Nature works tirelessly to use and reuse everything it can. Eventually you and I may make up a later generation’s oil supply. Who knows, we may even power vehicles of the future. Nothing is yours exclusively. Everything is part of everything else. You can’t completely control your body (though you can influence it). You can’t even control your thoughts: because you’re reading this sentence, I’ve played a role in altering whatever you may have been thinking of in the absence of reading this (thanks for reading, by the way).

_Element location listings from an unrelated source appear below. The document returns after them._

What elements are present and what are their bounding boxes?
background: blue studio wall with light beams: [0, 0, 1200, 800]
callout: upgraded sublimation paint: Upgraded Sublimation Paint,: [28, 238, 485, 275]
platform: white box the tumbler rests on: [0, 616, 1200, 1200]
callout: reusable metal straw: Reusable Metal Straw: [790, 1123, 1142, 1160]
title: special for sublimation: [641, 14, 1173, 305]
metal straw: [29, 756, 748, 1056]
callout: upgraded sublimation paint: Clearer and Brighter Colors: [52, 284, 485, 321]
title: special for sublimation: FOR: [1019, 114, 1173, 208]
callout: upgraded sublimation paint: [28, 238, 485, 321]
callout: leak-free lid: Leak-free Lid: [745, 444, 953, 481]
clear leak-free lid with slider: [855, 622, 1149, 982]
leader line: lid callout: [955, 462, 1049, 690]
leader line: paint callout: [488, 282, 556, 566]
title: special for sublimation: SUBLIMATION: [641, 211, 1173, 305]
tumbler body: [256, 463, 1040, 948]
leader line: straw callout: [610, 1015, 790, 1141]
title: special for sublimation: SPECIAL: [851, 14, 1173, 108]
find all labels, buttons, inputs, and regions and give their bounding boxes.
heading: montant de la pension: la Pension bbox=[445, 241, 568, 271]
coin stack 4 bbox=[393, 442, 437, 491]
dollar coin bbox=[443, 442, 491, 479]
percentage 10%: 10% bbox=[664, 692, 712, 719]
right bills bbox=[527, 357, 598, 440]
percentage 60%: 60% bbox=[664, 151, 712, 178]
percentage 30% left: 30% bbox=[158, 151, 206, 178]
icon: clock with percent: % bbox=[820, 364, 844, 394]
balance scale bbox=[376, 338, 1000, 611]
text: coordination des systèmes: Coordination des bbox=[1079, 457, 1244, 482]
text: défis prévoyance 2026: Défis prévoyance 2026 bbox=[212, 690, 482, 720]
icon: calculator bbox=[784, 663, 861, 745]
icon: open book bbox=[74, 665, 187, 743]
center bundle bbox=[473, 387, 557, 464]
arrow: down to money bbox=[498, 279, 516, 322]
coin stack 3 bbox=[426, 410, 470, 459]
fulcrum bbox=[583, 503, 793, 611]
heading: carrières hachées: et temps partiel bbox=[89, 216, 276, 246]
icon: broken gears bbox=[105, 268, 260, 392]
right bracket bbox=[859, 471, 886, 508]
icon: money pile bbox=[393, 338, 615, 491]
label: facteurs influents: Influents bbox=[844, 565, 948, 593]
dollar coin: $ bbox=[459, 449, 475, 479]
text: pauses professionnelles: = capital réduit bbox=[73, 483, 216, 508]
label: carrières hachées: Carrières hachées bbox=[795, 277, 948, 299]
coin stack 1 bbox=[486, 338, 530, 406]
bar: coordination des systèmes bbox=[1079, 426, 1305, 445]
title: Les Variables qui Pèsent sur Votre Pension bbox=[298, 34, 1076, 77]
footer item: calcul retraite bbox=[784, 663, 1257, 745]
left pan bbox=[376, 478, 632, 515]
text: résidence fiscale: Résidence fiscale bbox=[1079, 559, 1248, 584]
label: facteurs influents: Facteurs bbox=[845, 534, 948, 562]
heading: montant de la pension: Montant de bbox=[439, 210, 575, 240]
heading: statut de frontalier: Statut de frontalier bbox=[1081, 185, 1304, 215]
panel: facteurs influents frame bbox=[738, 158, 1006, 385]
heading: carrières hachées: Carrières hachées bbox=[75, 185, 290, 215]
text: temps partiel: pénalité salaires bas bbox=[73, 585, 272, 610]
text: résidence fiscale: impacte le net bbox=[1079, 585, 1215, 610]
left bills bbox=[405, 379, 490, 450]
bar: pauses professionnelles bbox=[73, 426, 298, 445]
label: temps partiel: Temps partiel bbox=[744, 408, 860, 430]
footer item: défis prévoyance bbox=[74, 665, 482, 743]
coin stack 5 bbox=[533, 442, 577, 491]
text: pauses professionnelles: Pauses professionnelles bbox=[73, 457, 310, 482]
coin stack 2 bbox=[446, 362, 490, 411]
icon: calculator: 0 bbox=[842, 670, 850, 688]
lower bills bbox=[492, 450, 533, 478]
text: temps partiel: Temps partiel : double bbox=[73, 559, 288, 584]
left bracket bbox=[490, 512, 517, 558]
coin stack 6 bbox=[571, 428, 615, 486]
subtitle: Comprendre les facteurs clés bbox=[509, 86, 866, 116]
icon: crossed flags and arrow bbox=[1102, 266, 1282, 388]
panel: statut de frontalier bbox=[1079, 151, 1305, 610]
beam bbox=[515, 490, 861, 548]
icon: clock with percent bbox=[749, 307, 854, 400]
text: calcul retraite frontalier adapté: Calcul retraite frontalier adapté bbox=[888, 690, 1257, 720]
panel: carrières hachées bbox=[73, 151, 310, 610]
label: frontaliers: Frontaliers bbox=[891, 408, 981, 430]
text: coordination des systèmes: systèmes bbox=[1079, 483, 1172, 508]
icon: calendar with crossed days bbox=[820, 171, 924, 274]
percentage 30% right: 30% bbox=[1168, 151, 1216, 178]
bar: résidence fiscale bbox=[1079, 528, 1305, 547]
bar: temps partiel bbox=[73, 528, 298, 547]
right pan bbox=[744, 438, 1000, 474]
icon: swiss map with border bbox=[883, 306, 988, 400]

I presume this article may disgust some people (who I suppose are merely afraid of the nature of things), but you need to know that fish lived in the water you swam in last summer and that fish piss and shit, too. There is recycled death and excrement everywhere. We try to control it (or more likely control our thoughts about it), but it’s impossible to stop, so get over it. I eat bits of people and so do you. I’m not saying that now you’re free to axe down the next tasty looking lady and eat her. I’m saying that regardless of your liking it, you came from the sticky sperm-invaded womb of your bloody mother and that, while in her womb, you shared all the systems and cycles of her body and, now that you’re outside of her, we’re all sharing with each other and the rest of nature constantly.
I’m not trying to disgust you, I’m just trying to say that life exists in the abject and disgusting, and because of that it is beautiful. Nothing is abject; it only appears that way to the unaided eye.